I have two dogs Missy(Female Labx) and Mia(Female Yorkie), two ferrets Rickey(Female) and Baby(Male),my cat Sophia(Female siamese x), and three other cats living with me, Princess, Pepirka, and Rose. (all female)
And soon will be getting a betta.


----------



## Badjer (Oct 25, 2011)

Ooo ferrets! I've always wanted one, but my mother has heard too many ferret horror stories. You have some cute babies.


----------



## Romad (Jun 28, 2009)

Awwwwww..... Your furballs are all very sweet.


----------



## xtina127 (Dec 20, 2011)

MY 2 ferrets are little angels  they do not bite.. ferrets who bite where abused or not trained.. you must train them just as you would a puppy not to bite. The big problem with ferrets is they are alot of work, a double ferretnation cage is the only cage I would use for a ferret and they cost $200-400 depends.. they MUST have their litterboxes changed once per day min. fresh food and a water bottle and bowl aviable at all times.. 4 hours during the day of play time. as well a ferret proofed area they are excape artest. they need vet care, they get their needles as a dog would. they need high quality food. not cheep :/ ferrets are alot of work.
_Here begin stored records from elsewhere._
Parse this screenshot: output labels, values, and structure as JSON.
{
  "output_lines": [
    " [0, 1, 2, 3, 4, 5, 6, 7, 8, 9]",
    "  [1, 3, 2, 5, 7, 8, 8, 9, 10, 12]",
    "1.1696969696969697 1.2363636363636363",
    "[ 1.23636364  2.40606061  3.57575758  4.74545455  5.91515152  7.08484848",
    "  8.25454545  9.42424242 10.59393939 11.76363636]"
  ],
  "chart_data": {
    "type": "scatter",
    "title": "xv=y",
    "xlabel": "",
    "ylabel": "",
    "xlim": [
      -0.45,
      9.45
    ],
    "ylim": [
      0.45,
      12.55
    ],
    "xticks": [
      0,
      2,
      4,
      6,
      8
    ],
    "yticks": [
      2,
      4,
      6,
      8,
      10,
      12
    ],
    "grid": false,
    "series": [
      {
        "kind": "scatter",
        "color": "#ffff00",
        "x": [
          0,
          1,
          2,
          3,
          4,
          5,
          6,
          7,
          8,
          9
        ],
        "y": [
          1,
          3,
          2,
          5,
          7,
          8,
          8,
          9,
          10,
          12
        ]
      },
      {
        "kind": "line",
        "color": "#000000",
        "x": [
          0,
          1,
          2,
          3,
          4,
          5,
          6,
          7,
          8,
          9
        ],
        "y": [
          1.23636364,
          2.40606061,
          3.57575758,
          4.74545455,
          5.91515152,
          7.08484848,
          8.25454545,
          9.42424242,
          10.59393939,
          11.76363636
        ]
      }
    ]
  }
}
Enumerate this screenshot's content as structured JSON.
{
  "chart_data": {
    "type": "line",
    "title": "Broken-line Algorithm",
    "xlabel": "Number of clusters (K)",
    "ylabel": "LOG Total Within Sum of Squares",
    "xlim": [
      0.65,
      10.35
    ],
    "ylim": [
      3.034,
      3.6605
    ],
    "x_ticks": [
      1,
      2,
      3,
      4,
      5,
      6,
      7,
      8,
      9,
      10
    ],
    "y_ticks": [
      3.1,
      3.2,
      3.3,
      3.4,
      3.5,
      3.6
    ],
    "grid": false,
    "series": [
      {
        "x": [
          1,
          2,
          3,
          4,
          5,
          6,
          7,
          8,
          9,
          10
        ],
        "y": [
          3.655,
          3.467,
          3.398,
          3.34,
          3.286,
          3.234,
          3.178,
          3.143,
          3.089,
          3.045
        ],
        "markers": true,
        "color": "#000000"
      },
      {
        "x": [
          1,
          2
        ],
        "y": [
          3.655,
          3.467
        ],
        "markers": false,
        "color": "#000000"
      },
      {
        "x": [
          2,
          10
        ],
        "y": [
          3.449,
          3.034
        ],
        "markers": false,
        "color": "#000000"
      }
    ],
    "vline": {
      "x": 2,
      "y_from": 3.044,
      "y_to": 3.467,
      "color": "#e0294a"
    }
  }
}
But I love them and wouldn't not have one at this point


----------



## Pitluvs (Jun 22, 2011)

I've owned 8 ferrets in my lifetime, amazing animals. If I didn't have so many pets, I'd own ferrets again <3 Gorgeous pets you have there!!


----------



## onefish2fish (Jul 22, 2008)

ive never owned a ferret but i had one show up on my back porch one night. at the time my mother called animal control. they came, got it, and left and another ferret showed up on my porch. now if they didnt let the first one out of their van down the street from before they prob. thought we were trying to get rid of our ferrets because my mom had called them back saying there was another ferret on her porch. lol


----------



## VikingPrincess (Aug 26, 2011)

Awww,cute! I love ferrets. I would love one someday...in the far future.


----------



## Laki (Aug 24, 2011)

Cute babies there  The siamese kittie is such a cutie


----------